How much will this facility save and how?
Approximately $1M annually through the Army MTSS program, FA51 IQC relocation, and improved processes and procedures.
Who will this affect?
Primarily, this will affect the Army acquisition workforce by providing greater training and education opportunities and allowing these professionals to learn from and interact with senior leaders. This school will also affect the Huntsville and university communities, since it is on university property, giving the Army Acquisition Corps a greater presence there.
In what way does this impact UAH and Huntsville?
UAH is deeply involved in Research and Development which has a direct impact on the Arsenal and acquisition. This partnership provides us space in a college environment that will enhance the learning experience for the soldier. UAH has the lodging and dining facilities which allows students to be centrally located and gives them the opportunities to set up study groups and help each other complete their group assignments.
Did this partnership create jobs for UAH or Huntsville? If so, how many?
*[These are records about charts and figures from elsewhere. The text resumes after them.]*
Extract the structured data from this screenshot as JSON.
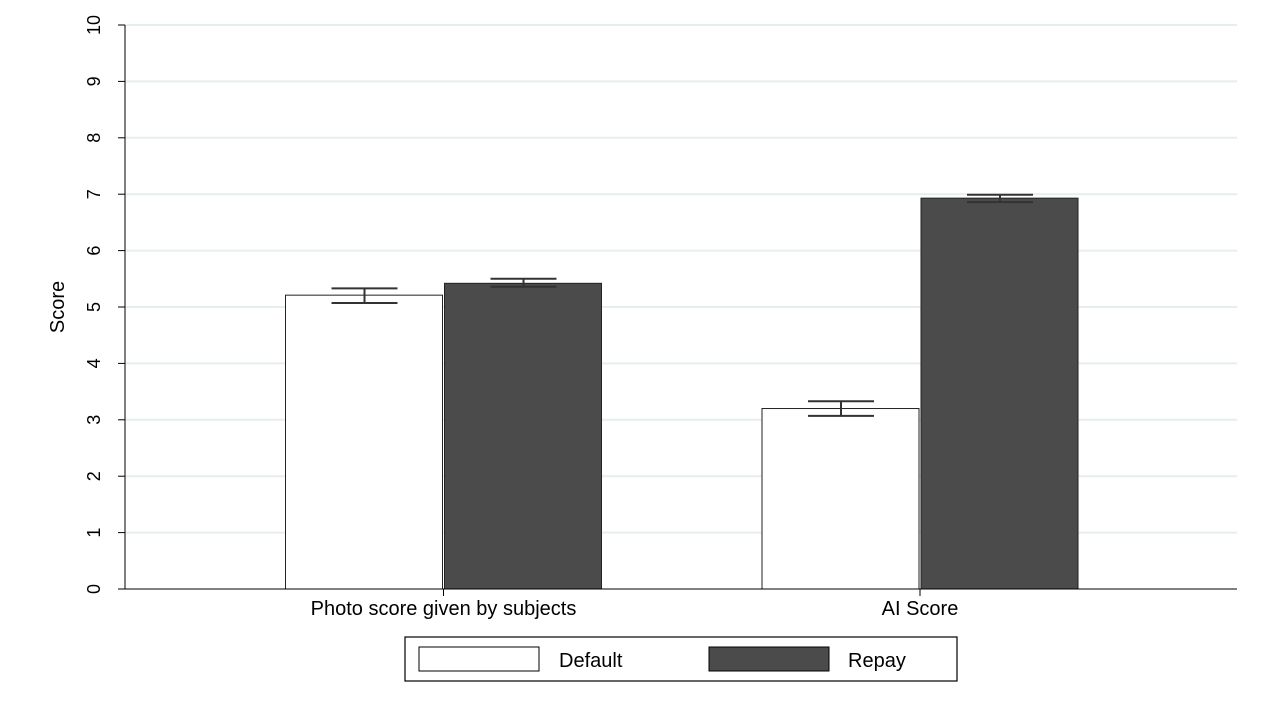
{
  "chart_data": {
    "type": "bar",
    "title": "",
    "xlabel": "",
    "ylabel": "Score",
    "ylim": [
      0,
      10
    ],
    "yticks": [
      "0",
      "1",
      "2",
      "3",
      "4",
      "5",
      "6",
      "7",
      "8",
      "9",
      "10"
    ],
    "grid": true,
    "legend_position": "bottom",
    "categories": [
      "Photo score given by subjects",
      "AI Score"
    ],
    "series": [
      {
        "name": "Default",
        "color": "#ffffff",
        "values": [
          5.21,
          3.2
        ],
        "error_low": [
          5.07,
          3.07
        ],
        "error_high": [
          5.33,
          3.33
        ]
      },
      {
        "name": "Repay",
        "color": "#4b4b4b",
        "values": [
          5.42,
          6.93
        ],
        "error_low": [
          5.36,
          6.86
        ],
        "error_high": [
          5.5,
          6.99
        ]
      }
    ]
  }
}
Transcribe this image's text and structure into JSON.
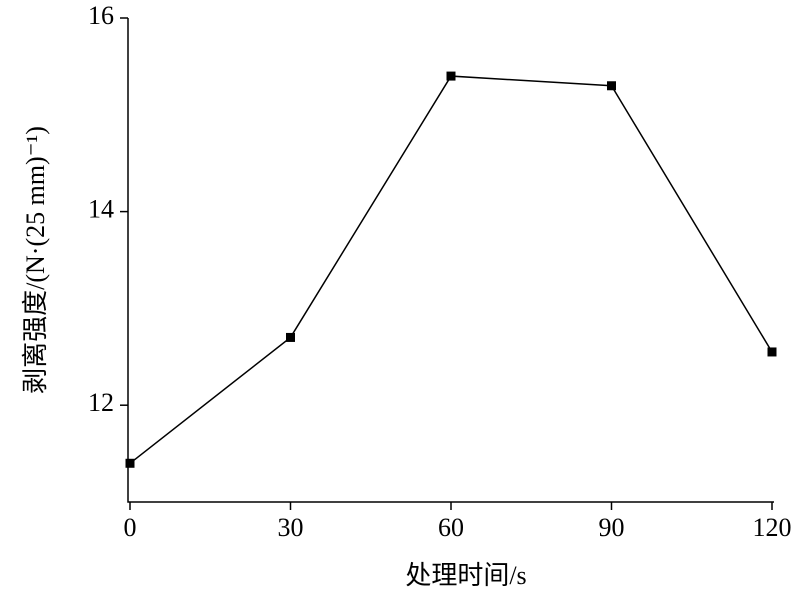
{
  "chart_data": {
    "type": "line",
    "x_label": "处理时间/s",
    "y_label": "剥离强度/(N·(25 mm)⁻¹)",
    "x": [
      0,
      30,
      60,
      90,
      120
    ],
    "series": [
      {
        "color": "#000000",
        "marker": "square",
        "values": [
          11.4,
          12.7,
          15.4,
          15.3,
          12.55
        ]
      }
    ],
    "xlim": [
      0,
      120
    ],
    "xticks": [
      0,
      30,
      60,
      90,
      120
    ],
    "ylim": [
      11,
      16
    ],
    "yticks": [
      12,
      14,
      16
    ],
    "grid": false
  }
}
Cannot answer for the University; however, our staff has been reorganized and was increased by two people for the military program and an additional 8 for the DA civilian contracting internship program.
How many students do you anticipate in the program? How does this compare to the previous training scenario with multiple locations?
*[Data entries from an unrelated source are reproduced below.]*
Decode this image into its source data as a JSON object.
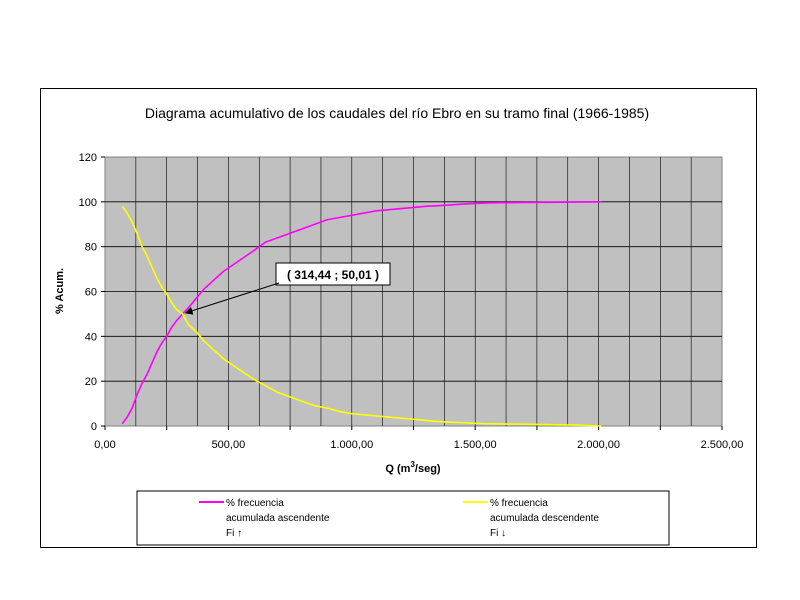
{
  "chart_data": {
    "type": "line",
    "title": "Diagrama acumulativo de los caudales del río Ebro en su tramo final (1966-1985)",
    "xlabel_main": "Q (m",
    "xlabel_sup": "3",
    "xlabel_tail": "/seg)",
    "ylabel": "% Acum.",
    "xlim": [
      0,
      2500
    ],
    "ylim": [
      0,
      120
    ],
    "x_ticks": [
      0,
      250,
      500,
      750,
      1000,
      1250,
      1500,
      1750,
      2000,
      2250,
      2500
    ],
    "x_tick_labels": [
      "0,00",
      "",
      "500,00",
      "",
      "1.000,00",
      "",
      "1.500,00",
      "",
      "2.000,00",
      "",
      "2.500,00"
    ],
    "y_ticks": [
      0,
      20,
      40,
      60,
      80,
      100,
      120
    ],
    "y_tick_labels": [
      "0",
      "20",
      "40",
      "60",
      "80",
      "100",
      "120"
    ],
    "grid": true,
    "series": [
      {
        "name": "% frecuencia acumulada ascendente Fi ↑",
        "color": "#ff00ff",
        "points": [
          [
            70,
            1
          ],
          [
            90,
            4
          ],
          [
            110,
            8
          ],
          [
            130,
            14
          ],
          [
            150,
            19
          ],
          [
            170,
            23
          ],
          [
            190,
            28
          ],
          [
            210,
            33
          ],
          [
            230,
            37
          ],
          [
            250,
            40
          ],
          [
            270,
            44
          ],
          [
            290,
            47
          ],
          [
            314.44,
            50.01
          ],
          [
            340,
            53
          ],
          [
            370,
            57
          ],
          [
            400,
            61
          ],
          [
            440,
            65
          ],
          [
            480,
            69
          ],
          [
            520,
            72
          ],
          [
            560,
            75
          ],
          [
            600,
            78
          ],
          [
            650,
            82
          ],
          [
            700,
            84
          ],
          [
            750,
            86
          ],
          [
            800,
            88
          ],
          [
            850,
            90
          ],
          [
            900,
            92
          ],
          [
            950,
            93
          ],
          [
            1000,
            94
          ],
          [
            1050,
            95
          ],
          [
            1100,
            96
          ],
          [
            1150,
            96.5
          ],
          [
            1200,
            97
          ],
          [
            1250,
            97.5
          ],
          [
            1300,
            98
          ],
          [
            1350,
            98.3
          ],
          [
            1400,
            98.6
          ],
          [
            1450,
            99
          ],
          [
            1500,
            99.3
          ],
          [
            1550,
            99.5
          ],
          [
            1600,
            99.6
          ],
          [
            1700,
            99.7
          ],
          [
            1800,
            99.8
          ],
          [
            1900,
            99.9
          ],
          [
            2010,
            100
          ]
        ]
      },
      {
        "name": "% frecuencia acumulada descendente Fi ↓",
        "color": "#ffff00",
        "points": [
          [
            70,
            98
          ],
          [
            90,
            95
          ],
          [
            110,
            91
          ],
          [
            130,
            86
          ],
          [
            150,
            80
          ],
          [
            170,
            76
          ],
          [
            190,
            71
          ],
          [
            210,
            66
          ],
          [
            230,
            62
          ],
          [
            250,
            59
          ],
          [
            270,
            55
          ],
          [
            290,
            52
          ],
          [
            314.44,
            49.99
          ],
          [
            340,
            45
          ],
          [
            370,
            42
          ],
          [
            400,
            38
          ],
          [
            440,
            34
          ],
          [
            480,
            30
          ],
          [
            520,
            27
          ],
          [
            560,
            24
          ],
          [
            600,
            21
          ],
          [
            650,
            18
          ],
          [
            700,
            15
          ],
          [
            750,
            13
          ],
          [
            800,
            11
          ],
          [
            850,
            9
          ],
          [
            900,
            8
          ],
          [
            950,
            6.5
          ],
          [
            1000,
            5.5
          ],
          [
            1050,
            5
          ],
          [
            1100,
            4.5
          ],
          [
            1150,
            4
          ],
          [
            1200,
            3.5
          ],
          [
            1250,
            3
          ],
          [
            1300,
            2.5
          ],
          [
            1350,
            2
          ],
          [
            1400,
            1.7
          ],
          [
            1450,
            1.5
          ],
          [
            1500,
            1.2
          ],
          [
            1550,
            1
          ],
          [
            1600,
            0.9
          ],
          [
            1700,
            0.8
          ],
          [
            1800,
            0.6
          ],
          [
            1900,
            0.4
          ],
          [
            2010,
            0
          ]
        ]
      }
    ],
    "annotation": {
      "text": "( 314,44 ; 50,01 )",
      "x": 314.44,
      "y": 50.01
    },
    "legend": {
      "placement": "bottom",
      "items": [
        {
          "line1": "% frecuencia",
          "line2": "acumulada ascendente",
          "line3": "Fi ↑",
          "color": "#ff00ff"
        },
        {
          "line1": "% frecuencia",
          "line2": "acumulada descendente",
          "line3": "Fi ↓",
          "color": "#ffff00"
        }
      ]
    }
  }
}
An annual throughput of over 500 students. We average 240 a year for the FA51BQC which has steadily increased over the years. IQC will bring another 140 students a year to the campus and the DA civilian contracting internship program will host 120-150 students on site.
What courses are offered?
1. Army Acquisition Foundation Course (AAFC), 3 weeks
How does establishing this school relate to the Army’s mission?
The AACoE supports the Chief of Staff of the Army’s objective to transform the Army to meet the needs of the 21st century by providing an ideal training set to build and transform the AL&T Workforce. The AACoE will provide the learning environment on which Soldiers depend to provide a decisive advantage in any mission by developing, acquiring, fielding, and sustaining the world’s best equipment and services and leveraging technologies and capabilities to meet current and future Army need.